A Hard Way to Die: Three Novellas
Description
$22.95
ISBN 0-9682522-8-1
DDC C813'.54
Author
Publisher
Year
Contributor
Matt Hartman is a freelance editor and cataloguer, running Hartman Cataloguing, Editing and Indexing Services.
Review
The three novellas in this book display abundant verve but a
corresponding lack of skill. Hewitt’s style is to ramble on with his
story, piling incident on incident, while ignoring such niceties as
characterization, dialogue, and plot nuances. The title story is
basically one of revenge. A father and an uncle track down a biker gang
called Satan’s Servants. Gang members have such clichéd names as
Sonny Barker, Black, Morrow, Big Al, and Beanie. Morrow, Hewitt writes,
“took his name from ‘tomorrow’ because business could always
wait.” Barker is the leader, a “beefy, muscular man, in his
mid-40’s, with the beginnings of a beer belly that he didn’t try to
hide.” The Servants are responsible for the death of Cassandra, the
young daughter of Charles Band and his wife, Tricia.
In “Hunter,” the second story, a group of hunters on an African
safari are stalked and attacked by a group of anthropomorphized hyenas:
“They were many,” thinks the leader of the large pack. “And the
men-things were so few.” This story is a credit, if anything, to
Hewitt’s evident delight in the macabre, as first animals and then
people are attacked, killed, and eaten.
“Dictum,” is the story of an ex-con released into a not-so-nice
world. Its characters are pure caricatures.
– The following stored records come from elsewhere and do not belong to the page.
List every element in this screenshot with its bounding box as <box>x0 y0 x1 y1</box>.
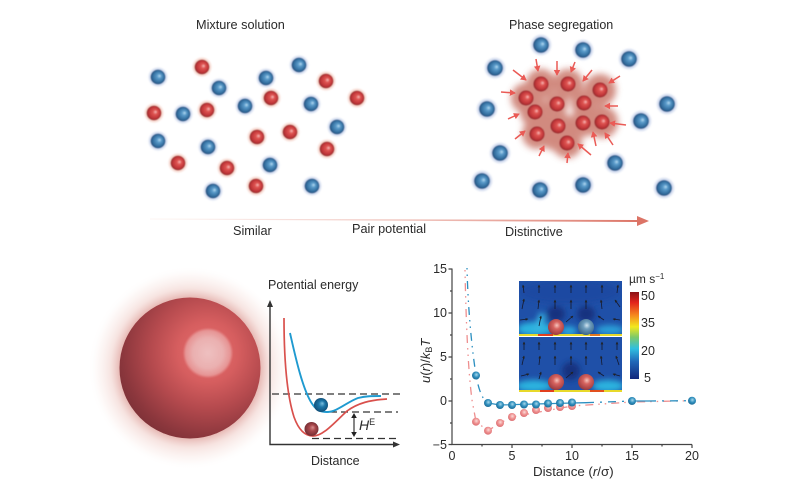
y axis title: B <box>424 347 434 353</box>
y tick labels: 10 <box>433 306 447 320</box>
y tick labels: 5 <box>440 350 447 364</box>
red potential curve <box>284 318 387 436</box>
red ball <box>304 422 318 436</box>
red particles, mixture <box>144 56 368 196</box>
red particles, segregated <box>518 76 610 150</box>
label: distinctive: Distinctive <box>505 225 563 239</box>
y tick labels: 0 <box>440 394 447 408</box>
pair potential arrow <box>150 216 649 226</box>
panel: phase segregation <box>470 18 678 202</box>
red series <box>465 270 692 435</box>
axes and ticks <box>448 268 692 448</box>
y tick labels: 15 <box>433 262 447 276</box>
y tick labels: −5 <box>433 438 447 452</box>
axes <box>267 300 400 448</box>
x tick labels: 20 <box>685 449 699 463</box>
heading: mixture solution: Mixture solution <box>196 18 285 32</box>
inset spheres <box>548 319 594 390</box>
x tick labels: 10 <box>565 449 579 463</box>
panel: mixture solution <box>144 18 368 202</box>
x tick labels: 0 <box>449 449 456 463</box>
x tick labels: 15 <box>625 449 639 463</box>
label: distance: Distance <box>311 454 360 468</box>
label: similar: Similar <box>233 224 273 238</box>
bottom heat map <box>516 337 624 392</box>
colour bar values: 35 <box>641 316 655 330</box>
blue series <box>467 268 696 409</box>
label: pair potential: Pair potential <box>352 222 426 236</box>
heading: phase segregation: Phase segregation <box>509 18 613 32</box>
top heat map <box>517 280 624 336</box>
y axis title: u(r)/k <box>418 353 433 383</box>
panel: potential energy diagram <box>267 278 401 468</box>
unit label: −1 <box>655 272 665 281</box>
colour bar values: 5 <box>644 371 651 385</box>
label: H^E: E <box>369 417 375 427</box>
colour bar values <box>641 289 655 385</box>
colour bar values: 50 <box>641 289 655 303</box>
unit label: µm s <box>629 272 655 286</box>
x axis title: Distance (r/σ) <box>533 464 614 479</box>
inward red arrows <box>501 59 626 163</box>
x tick labels <box>449 449 699 463</box>
blue particles, mixture <box>148 54 348 202</box>
red glow cluster <box>511 69 618 158</box>
blue particles, segregated <box>470 34 678 202</box>
colour bar values: 20 <box>641 344 655 358</box>
blue potential curve <box>290 333 381 412</box>
blue ball <box>314 398 328 412</box>
dashed energy levels <box>272 394 401 438</box>
large red sphere with halo <box>88 266 292 470</box>
colour bar legend <box>629 272 665 385</box>
colour bar <box>630 292 639 379</box>
inset: flow field heat maps <box>516 280 624 392</box>
y tick labels <box>433 262 447 452</box>
H^E double arrow <box>351 413 357 437</box>
panel: pair potential chart <box>418 262 699 479</box>
x tick labels: 5 <box>509 449 516 463</box>
y axis title: T <box>418 338 433 347</box>
heading: potential energy: Potential energy <box>268 278 359 292</box>
flow vectors <box>520 285 620 379</box>
label: H^E: H <box>359 417 369 433</box>
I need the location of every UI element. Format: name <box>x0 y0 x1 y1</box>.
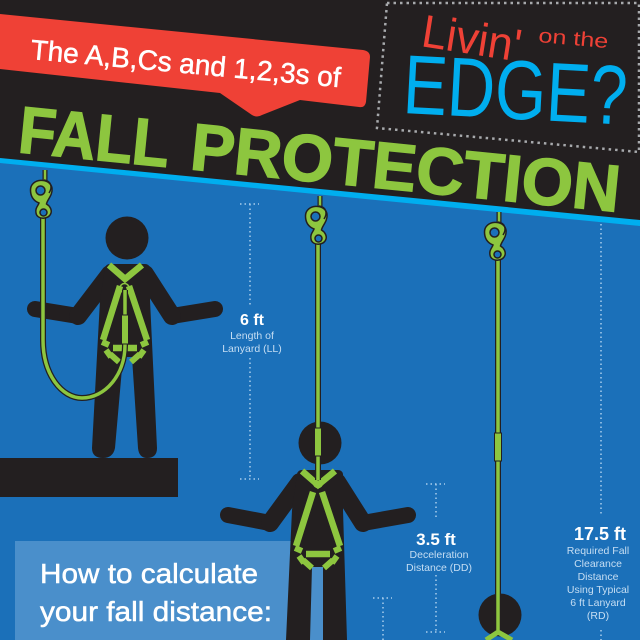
harness <box>102 265 148 362</box>
blue field <box>0 159 640 640</box>
shock pack <box>494 433 502 461</box>
snap hook <box>484 212 506 260</box>
handwritten: on the: on the <box>538 25 609 53</box>
title: FALL PROTECTION: FALL <box>16 92 173 181</box>
callout panel <box>15 541 325 640</box>
label: deceleration distance: Distance (DD) <box>406 562 472 574</box>
callout heading: How to calculate <box>40 558 258 589</box>
red banner <box>0 14 370 116</box>
label: 6 ft: 6 ft <box>240 312 265 329</box>
label: length of lanyard: Length of <box>230 330 274 342</box>
dimension: required clearance <box>567 224 629 640</box>
dimension: lanyard length <box>222 204 282 479</box>
title: FALL PROTECTION <box>16 92 624 226</box>
platform <box>0 458 178 497</box>
shock pack <box>314 428 322 456</box>
head <box>298 422 342 464</box>
snap hook <box>30 170 52 218</box>
lanyard: deployed <box>495 256 501 630</box>
dimension: harness stretch <box>373 598 392 640</box>
dotted box: Livin' on the Edge <box>377 3 639 152</box>
label: required fall clearance: (RD) <box>587 610 609 622</box>
label: required fall clearance: Required Fall <box>567 545 629 557</box>
label: length of lanyard: Lanyard (LL) <box>222 343 282 355</box>
shoulder straps <box>486 632 512 640</box>
arms <box>228 515 408 523</box>
label: required fall clearance: Clearance <box>574 558 622 570</box>
label: deceleration distance: Deceleration <box>410 549 469 561</box>
harness <box>295 471 341 568</box>
head <box>478 594 522 636</box>
snap hook <box>306 196 327 244</box>
title: FALL PROTECTION: PROTECTION <box>188 109 624 226</box>
figure 2: mid-fall <box>228 196 408 640</box>
banner text: The A,B,Cs and 1,2,3s of <box>29 34 342 93</box>
cyan divider band <box>0 158 640 226</box>
label: required fall clearance: Distance <box>578 571 619 583</box>
lanyard: taut <box>315 240 321 480</box>
label: 3.5 ft: 3.5 ft <box>416 530 456 549</box>
label: 17.5 ft: 17.5 ft <box>574 524 626 544</box>
callout heading <box>40 558 272 627</box>
dimension: deceleration distance <box>406 484 472 632</box>
lanyard: slack <box>43 214 125 398</box>
head <box>106 216 148 260</box>
handwritten: Livin': Livin' <box>418 5 525 72</box>
torso and legs <box>92 264 157 458</box>
label: required fall clearance: Using Typical <box>567 584 629 596</box>
callout heading: your fall distance: <box>40 596 272 627</box>
label: required fall clearance: 6 ft Lanyard <box>570 597 626 609</box>
arms <box>35 309 215 316</box>
torso and legs <box>286 470 347 640</box>
figure 1: worker on platform <box>0 170 215 497</box>
shock pack <box>122 315 128 344</box>
figure 3: full deployment <box>478 212 522 640</box>
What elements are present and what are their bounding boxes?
A man is “built like a
bulldog with a bad-ass crew cut and a scar above his left eye he took
some years back while fulfilling a contract.” Another has hair “that
looks artificially black, as if it’s been dyed too much for his age
... with deep grooves in his leathery skin and furrows in his forehead
that make it look like he’s lived a hard life.” Hewitt must learn to
tone down his style and use language for more than merely exposition.